NOW is the time for the Philippines to push the United States for more trade and investment deals. Because of intensifying competition between China and the US, American officials have been reaching out to the Philippines to deepen security cooperation. For its part, the Philippines wants to develop a minimum credible defense, and to do that, the country needs a stronger economy.
Of course, the Philippines is getting something for allowing the American military access to more local bases under the Enhanced Defense Cooperation Agreement (EDCA). The US has allocated $82 million for projects at five EDCA sites. Plus, the Philippine military is getting training from US forces, something valuable in improving the country's defense capabilities.
Improving economic relations with the US will be even more helpful to the Philippines. Like efforts to modernize security cooperation, trade and investment relations with the US that need upgrading.
On that note, Philippine trade officials have been negotiating the renewal of the General System of Preferences (GSP) with the US. Under this agreement, 70 percent of Philippine exports to the US are tariff-free. But the Philippine eligibility for that program expired in December 2020.
The delay seems related to the US preference for a broader trade arrangement with Asean or the Association of Southeast Asian Nations, a regional bloc of 10 countries that includes the Philippines. Other Asean countries, including Thailand and Vietnam, are also struggling to renew their GSP programs with the US. But to put things bluntly, no other Asean member has defense cooperation with the US like the Philippines. That should matter.
During the Duterte administration, the Department of Trade and Industry (DTI) tried to expand the US GSP program for the Philippines. The DTI wanted to have similar tariff exemptions for more agricultural goods and locally made garments.
What would be even better is to have a free trade agreement (FTA) between the Philippines and US. It might surprise many that there is no such pact between those two allies that celebrated more than 75 years of diplomatic relations.

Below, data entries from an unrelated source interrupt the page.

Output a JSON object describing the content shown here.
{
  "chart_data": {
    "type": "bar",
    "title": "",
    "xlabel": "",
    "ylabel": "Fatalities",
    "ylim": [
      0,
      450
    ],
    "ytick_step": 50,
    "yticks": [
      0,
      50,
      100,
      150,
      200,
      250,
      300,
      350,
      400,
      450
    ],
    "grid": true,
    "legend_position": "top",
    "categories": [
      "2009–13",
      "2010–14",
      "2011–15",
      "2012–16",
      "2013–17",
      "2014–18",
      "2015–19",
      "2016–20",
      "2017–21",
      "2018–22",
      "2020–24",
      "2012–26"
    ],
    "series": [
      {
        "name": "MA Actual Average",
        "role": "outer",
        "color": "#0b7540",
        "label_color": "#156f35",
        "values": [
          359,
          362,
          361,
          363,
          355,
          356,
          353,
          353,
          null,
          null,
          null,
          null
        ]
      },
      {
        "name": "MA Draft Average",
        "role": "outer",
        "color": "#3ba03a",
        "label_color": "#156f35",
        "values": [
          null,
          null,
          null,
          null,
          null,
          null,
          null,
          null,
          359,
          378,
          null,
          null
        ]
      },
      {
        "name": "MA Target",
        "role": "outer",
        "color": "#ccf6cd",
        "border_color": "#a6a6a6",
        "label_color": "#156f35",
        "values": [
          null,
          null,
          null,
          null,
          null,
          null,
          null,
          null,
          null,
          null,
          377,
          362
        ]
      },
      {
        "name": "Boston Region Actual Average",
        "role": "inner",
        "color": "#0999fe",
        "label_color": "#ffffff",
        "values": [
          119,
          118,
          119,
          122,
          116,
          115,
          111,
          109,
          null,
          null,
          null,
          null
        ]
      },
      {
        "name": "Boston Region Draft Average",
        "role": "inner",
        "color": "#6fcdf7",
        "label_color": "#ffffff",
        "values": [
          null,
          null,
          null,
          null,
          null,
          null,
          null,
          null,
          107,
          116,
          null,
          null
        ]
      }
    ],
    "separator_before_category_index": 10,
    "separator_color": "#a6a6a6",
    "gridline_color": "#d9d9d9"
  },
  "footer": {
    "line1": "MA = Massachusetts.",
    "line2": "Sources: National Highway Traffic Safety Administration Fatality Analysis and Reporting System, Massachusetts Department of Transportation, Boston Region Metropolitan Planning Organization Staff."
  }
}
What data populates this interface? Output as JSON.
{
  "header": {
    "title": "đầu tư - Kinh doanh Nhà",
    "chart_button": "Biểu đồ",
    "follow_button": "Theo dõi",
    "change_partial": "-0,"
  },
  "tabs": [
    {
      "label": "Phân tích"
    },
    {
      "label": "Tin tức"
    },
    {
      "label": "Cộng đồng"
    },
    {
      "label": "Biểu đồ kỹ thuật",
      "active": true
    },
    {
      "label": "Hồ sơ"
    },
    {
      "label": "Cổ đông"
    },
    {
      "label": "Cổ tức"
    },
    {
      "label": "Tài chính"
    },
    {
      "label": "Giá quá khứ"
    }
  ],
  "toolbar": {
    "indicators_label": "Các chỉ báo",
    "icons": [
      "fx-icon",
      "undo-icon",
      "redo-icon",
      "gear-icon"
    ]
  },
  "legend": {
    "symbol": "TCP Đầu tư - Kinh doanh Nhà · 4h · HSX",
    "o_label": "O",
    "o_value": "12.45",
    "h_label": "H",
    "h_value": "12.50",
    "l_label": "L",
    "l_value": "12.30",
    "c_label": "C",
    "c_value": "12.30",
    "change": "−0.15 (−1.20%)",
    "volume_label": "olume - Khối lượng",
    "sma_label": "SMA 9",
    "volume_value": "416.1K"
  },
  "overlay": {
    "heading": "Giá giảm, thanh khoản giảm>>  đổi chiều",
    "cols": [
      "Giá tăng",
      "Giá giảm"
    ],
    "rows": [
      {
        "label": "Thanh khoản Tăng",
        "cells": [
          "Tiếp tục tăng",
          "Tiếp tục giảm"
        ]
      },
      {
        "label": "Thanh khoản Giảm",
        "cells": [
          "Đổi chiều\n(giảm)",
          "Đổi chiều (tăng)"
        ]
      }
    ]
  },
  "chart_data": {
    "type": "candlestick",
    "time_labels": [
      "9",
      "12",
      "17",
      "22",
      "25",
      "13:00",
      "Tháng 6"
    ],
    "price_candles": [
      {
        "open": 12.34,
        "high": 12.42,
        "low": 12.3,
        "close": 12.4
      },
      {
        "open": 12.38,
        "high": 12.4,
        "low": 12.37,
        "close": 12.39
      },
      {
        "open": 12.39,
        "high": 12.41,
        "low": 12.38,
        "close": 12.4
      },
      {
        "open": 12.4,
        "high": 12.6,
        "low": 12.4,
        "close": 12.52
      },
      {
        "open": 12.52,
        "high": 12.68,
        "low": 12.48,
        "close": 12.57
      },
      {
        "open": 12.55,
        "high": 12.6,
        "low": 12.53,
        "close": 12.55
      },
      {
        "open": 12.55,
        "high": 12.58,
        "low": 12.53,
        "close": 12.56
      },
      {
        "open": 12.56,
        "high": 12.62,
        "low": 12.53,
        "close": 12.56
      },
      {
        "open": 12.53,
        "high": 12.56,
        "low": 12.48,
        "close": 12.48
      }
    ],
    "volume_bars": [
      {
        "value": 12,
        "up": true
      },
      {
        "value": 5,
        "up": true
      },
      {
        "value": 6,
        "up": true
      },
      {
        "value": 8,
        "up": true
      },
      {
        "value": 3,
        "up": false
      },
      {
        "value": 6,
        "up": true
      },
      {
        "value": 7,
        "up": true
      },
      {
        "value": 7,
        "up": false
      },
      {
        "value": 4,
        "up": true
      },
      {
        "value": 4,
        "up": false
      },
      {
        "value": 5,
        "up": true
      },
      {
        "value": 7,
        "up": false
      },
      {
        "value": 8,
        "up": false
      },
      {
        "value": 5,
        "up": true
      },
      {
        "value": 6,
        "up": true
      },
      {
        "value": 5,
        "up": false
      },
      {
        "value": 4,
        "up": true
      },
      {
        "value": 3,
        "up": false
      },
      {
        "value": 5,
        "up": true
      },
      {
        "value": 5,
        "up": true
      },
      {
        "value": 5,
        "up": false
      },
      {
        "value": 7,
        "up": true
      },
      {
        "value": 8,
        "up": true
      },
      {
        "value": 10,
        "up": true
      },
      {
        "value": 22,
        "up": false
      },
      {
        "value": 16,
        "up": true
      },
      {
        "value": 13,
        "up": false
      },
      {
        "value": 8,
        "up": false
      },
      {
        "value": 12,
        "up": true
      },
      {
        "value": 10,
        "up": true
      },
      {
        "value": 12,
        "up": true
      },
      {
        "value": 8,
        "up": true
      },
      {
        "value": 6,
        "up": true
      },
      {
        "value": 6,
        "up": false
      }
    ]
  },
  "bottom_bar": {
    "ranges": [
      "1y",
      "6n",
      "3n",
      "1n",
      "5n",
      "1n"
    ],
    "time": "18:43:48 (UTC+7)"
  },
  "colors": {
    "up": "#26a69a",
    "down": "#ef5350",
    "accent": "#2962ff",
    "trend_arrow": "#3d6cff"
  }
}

Ironically, the US is the third-largest trading partner of the Philippines, after China and Japan. Bilateral trade is about $19.64 billion, which is slightly in favor of the Philippines. The US is the second-largest export market of the country and its fourth-largest source1 of imports. As good as that sounds, bilateral trade relations could be even better.
Another aspect of Philippine-US ties that is already good but can also be improved is in investments. There are many major American firms already here, like ON Semiconductors, Concentrix, Procter & Gamble, Johnson & Johnson, Texas Instruments Inc., JP Morgan Chase and Google Services Philippines Inc. Still, groups like the American Chamber of Commerce in Manila reportedly want to see more US firms locate here.
Obviously, that wish depends on commercial decisions made by private companies. But the US government could do more to promote the Philippines. For instance, it could organize more trade and investment missions to the Philippines.
The Philippines, however, has to resolve many issues that repel prospective foreign investors, like high power costs. But entrepreneurs should consider viewing those shortcomings as possible investment opportunities. Besides, the Philippines has many positives that it can highlight, like how English is widely spoken here. Plus, Filipinos and Americans share many core values.
Also, the Philippines is a good base for firms looking to cater to the Asean market, which is more than 686,000. If the bloc were a country, it would be third-largest, after China and India.
Foreign firms looking for a base where they can sell goods to an even bigger market should also consider the Philippines. It is a signatory to the Regional Comprehensive Economic Partnership agreement, the largest free-trade zone in the world. Besides the Asean countries, the other members include China, Japan, South Korea, Australia and New Zealand.
Like many have said, the Philippines is open for business. It benefits the US to step in and help make this country economically capable of doing what it must to protect common interests.